Business

Long live the (reconfigured) office

Last month, I went to the office for the first time in more than a year. It was a joy to see colleagues and a novelty not to make my own lunch. But after a while I wanted to go home again — because I had to get some work done.

Office buildings were designed for people to work in. Our hastily constructed home “offices” (mine is a small desk in the corner of the bedroom) were not. Yet I don’t think I am the only one to find I can do some elements of my job more effectively from home — a fact that tells us something important about the design of the 21st-century office.

I am not an office refusenik. In fact, I am a fan. There is a slew of evidence to show how important it is for colleagues to gather in person. Without the office, we don’t bump into colleagues we haven’t seen for a while when making a cup of tea, or overhear conversations that spark new ideas or plans to collaborate. I realise I miss colleagues I never even worked with directly.

Research suggests there is value in these “weak ties” — relationships between people who don’t work together closely but still get to know each other over time. Awkward attempts to recreate such moments during lockdown (one application posts questions in Slack to encourage “serendipitous” conversations like, “What movie can you quote the most?”) only show how impossible they are to force.

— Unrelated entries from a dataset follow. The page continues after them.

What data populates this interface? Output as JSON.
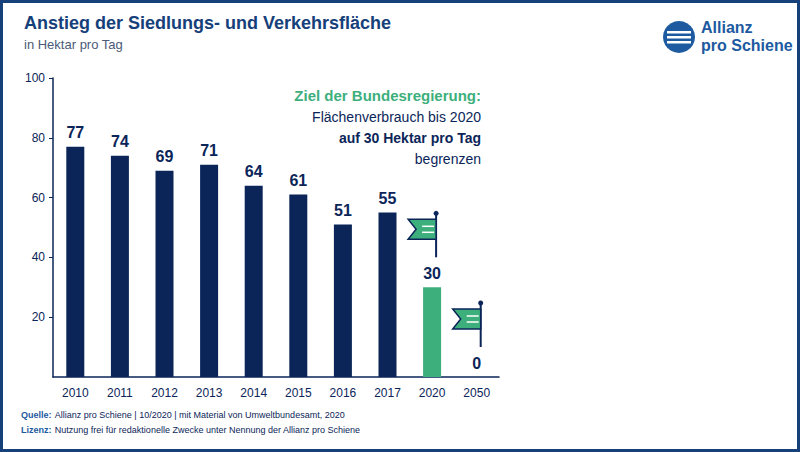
{
  "chart_data": {
    "type": "bar",
    "title": "Anstieg der Siedlungs- und Verkehrsfläche",
    "subtitle": "in Hektar pro Tag",
    "categories": [
      "2010",
      "2011",
      "2012",
      "2013",
      "2014",
      "2015",
      "2016",
      "2017",
      "2020",
      "2050"
    ],
    "values": [
      77,
      74,
      69,
      71,
      64,
      61,
      51,
      55,
      30,
      0
    ],
    "colors": [
      "#0b2559",
      "#0b2559",
      "#0b2559",
      "#0b2559",
      "#0b2559",
      "#0b2559",
      "#0b2559",
      "#0b2559",
      "#3daf7c",
      "#3daf7c"
    ],
    "ylim": [
      0,
      100
    ],
    "yticks": [
      20,
      40,
      60,
      80,
      100
    ],
    "grid": false,
    "data_labels": true,
    "annotation": {
      "heading": "Ziel der Bundesregierung:",
      "lines": [
        "Flächenverbrauch bis 2020",
        "auf 30 Hektar pro Tag",
        "begrenzen"
      ]
    },
    "logo": [
      "Allianz",
      "pro Schiene"
    ],
    "source": {
      "label": "Quelle:",
      "text": "Allianz pro Schiene | 10/2020 | mit Material von Umweltbundesamt, 2020"
    },
    "license": {
      "label": "Lizenz:",
      "text": "Nutzung frei für redaktionelle Zwecke unter Nennung der Allianz pro Schiene"
    }
  }
}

Over the past few decades, offices have been redesigned with the value of interaction in mind. Cubicle walls got steadily lower. Finally, they disappeared altogether in favour of big open spaces. The idea was to foster more transparency, innovation and communication. It was also a great way to save money by packing people tighter together. Data from the British Council of Offices show the average amount of space per workstation has declined since 2008.

But in pursuit of more interactive spaces, we lost sight of how the human brain actually works. Research shows that noise volumes in open-plan offices can cause elevated levels of epinephrine, the hormone that helps tell us to fight, run or freeze, rather than to focus on our work. Overhearing “halfversations”, when colleagues are on the phone, can be distracting because our brains try to fill in the other half.

The lack of any private space in many offices makes us uncomfortable too. Lena Nyholm and Mia Ohrn, Swedish interior design strategists who want to inject neuroscience into office design, say even the decor matters. Our brains respond best to blues and greens, says Nyholm, because they imply a fertile landscape with plenty of food. But many offices have white walls, black chairs, hard edges and few plants. “When we look with those eyes on the workplace, it looks like winter — the brain is stressed, there’s no food here, no warmth.”

In fact, the problems with open-plan offices might undermine the very advantages they were supposed to deliver. Ethan Bernstein, an associate professor at Harvard Business School, studied two large US companies that shifted to open-plan designs. He used wearable tracking devices and email data to measure how workers’ interactions changed. In both cases, the volume of face-to-face interaction dropped significantly, while email and instant messaging increased.

“Rather than prompting increasingly vibrant face-to-face collaboration, open architecture appeared to trigger a natural human response to socially withdraw,” he concluded. In another study, he found that intermittent rather than constant social influence produced the best performance among people trying to solve problems together.

The pandemic gives us a chance for a fresh start. We need to meet, collaborate, shoot the breeze and enjoy the hubbub, but many of us also need access to quiet corners to do some elements of our jobs well. It will probably take some trial and error to find the right balance.

Matthew Davis, an associate professor at Leeds University studying post-Covid office design, says some employers are turning their offices into flexible “collaboration” spaces on the assumption that people will do their focused desk work at home. He says employers are asking themselves: “How do we get the space to encourage more chance encounters, more social activity?”

It’s too soon to know whether this will work in practice. Would it feel strange to put a slot for “serendipitous conversations in the office” into one’s diary? Davis also warns these new hyper-social office designs could “inadvertently exclude” some employees if they do not have space to work at home.

Still, employers are right to experiment. The office is not dead yet. If we acknowledge its weaknesses and play to its strengths, it could have a whole new lease of life.